Got some work done yesterday on this bear perforator.
I Finish ground it and drew the spine back to a spring temper. Then I beat the snot out of it. I didn't take any pics of the testing since I have posted quite a few blade torture photos before, but I did a fair bit of wood and cardboard cutting, chopped some moose antler and goofed around throwing it at a piece of OSB up against the woodshed. It shrugged off all the abuse and was ready for more. You can see some of the smudges on the blade here as it's waiting to get hand sanded.
This blade penetrates very well. When throwing it at the 3/8 OSB, it was generally sticking out the backside about an inch and a half
You don't want to slip and fall on it. And with that in mind, lets discuss sanding safety. As you can see from the photo, I have the blade clamped to a board, with very little of the tip past the end of the board. This will minimize the depth of cut if I happen to poke myself on the blade. Never leave a blade in a vise or clamped with the tip exposed and walk away to do something else. If you forget(or someone else comes along) the consequences could be very serious. I have used these knives to finish off big game that was spine shot(generally with firearms) and the ease with which you can sink the blade to the guard in even a fairly heavy skinned beast like a moose is eye opening. When you see in the movies someone plunging a blade into something(or someone) with great force, like it takes a strong blow to do it, that's just Hollywood bunk. A very light 2 finger grip will sink this blade to the hilt in a deer's chest cavity.........now imagine someone walking into it when it's clamped immoveable in a vice.
As bowhunters we all know the deadly efficiency of a sharp blade, lets be very careful with them.
OK. safety lecture is over. Time to hand sand this blade. I should mention, at this point, that my blade finishing is usually not exhibition grade. I love the look of an almost glow in the dark, 1500grit, satin finish as much as the next guy, but it pains me to see them scuffed and scratched. Since I make blades to be used, my philosophy is to make the finish so that it continues to look good even after much use. Too that end, I prefer a coarser satin finish or (more commonly) an etched finish for durability. So this sanding session will reflect that philosophy.

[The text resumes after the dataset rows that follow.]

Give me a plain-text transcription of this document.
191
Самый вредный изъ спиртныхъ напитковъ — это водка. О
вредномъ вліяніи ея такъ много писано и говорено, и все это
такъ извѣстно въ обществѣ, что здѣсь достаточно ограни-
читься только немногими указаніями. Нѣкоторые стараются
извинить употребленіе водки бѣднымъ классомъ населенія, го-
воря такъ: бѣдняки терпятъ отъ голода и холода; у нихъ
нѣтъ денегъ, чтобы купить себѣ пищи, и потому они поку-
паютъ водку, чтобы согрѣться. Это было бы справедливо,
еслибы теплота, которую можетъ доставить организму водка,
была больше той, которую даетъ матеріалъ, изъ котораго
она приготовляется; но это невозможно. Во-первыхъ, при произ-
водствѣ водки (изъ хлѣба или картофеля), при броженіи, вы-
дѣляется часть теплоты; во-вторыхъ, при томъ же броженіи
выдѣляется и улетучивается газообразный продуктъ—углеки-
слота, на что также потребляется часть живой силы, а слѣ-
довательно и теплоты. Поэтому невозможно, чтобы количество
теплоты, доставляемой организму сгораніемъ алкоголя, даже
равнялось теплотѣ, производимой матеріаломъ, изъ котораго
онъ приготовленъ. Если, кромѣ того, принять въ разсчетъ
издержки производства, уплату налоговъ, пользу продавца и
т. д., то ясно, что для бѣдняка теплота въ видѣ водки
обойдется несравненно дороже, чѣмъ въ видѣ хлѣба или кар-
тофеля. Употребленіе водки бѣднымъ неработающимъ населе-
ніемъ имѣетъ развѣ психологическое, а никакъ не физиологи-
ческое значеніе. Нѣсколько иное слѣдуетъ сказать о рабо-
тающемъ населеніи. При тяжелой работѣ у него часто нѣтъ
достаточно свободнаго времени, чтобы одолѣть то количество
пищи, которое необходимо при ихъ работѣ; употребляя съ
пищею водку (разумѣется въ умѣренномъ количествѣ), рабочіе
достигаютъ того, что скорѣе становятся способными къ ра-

I use wet dry paper(rhinowet in this case) and usually start with 220grit. I cut the paper into strips with a pair of scissors dedicated for this purpose. Tip, don't use the spouses good sewing scissors.
For a sanding block I just use a piece of mild steel barstock. Sometimes I use a block of softwood for the final sanding because it has a bit more give and, for me, results in a nicer finish. I generally only sand lengthwise with the blade. I find this keeps the blade flatter and also blends all the scratches the same direction......some guys alternate sanding directions so they can see the previous scratches better. This is probably preferable if you are attempting the super high grade, glow in the dark, satin, but I don't normally do that.
I also vary the sanding stroke length. Sometimes nearly full blade strokes and then sometimes only a half inch or so, but changing every few strokes. This minimizes the little cloudy spots you get when the paper changes direction.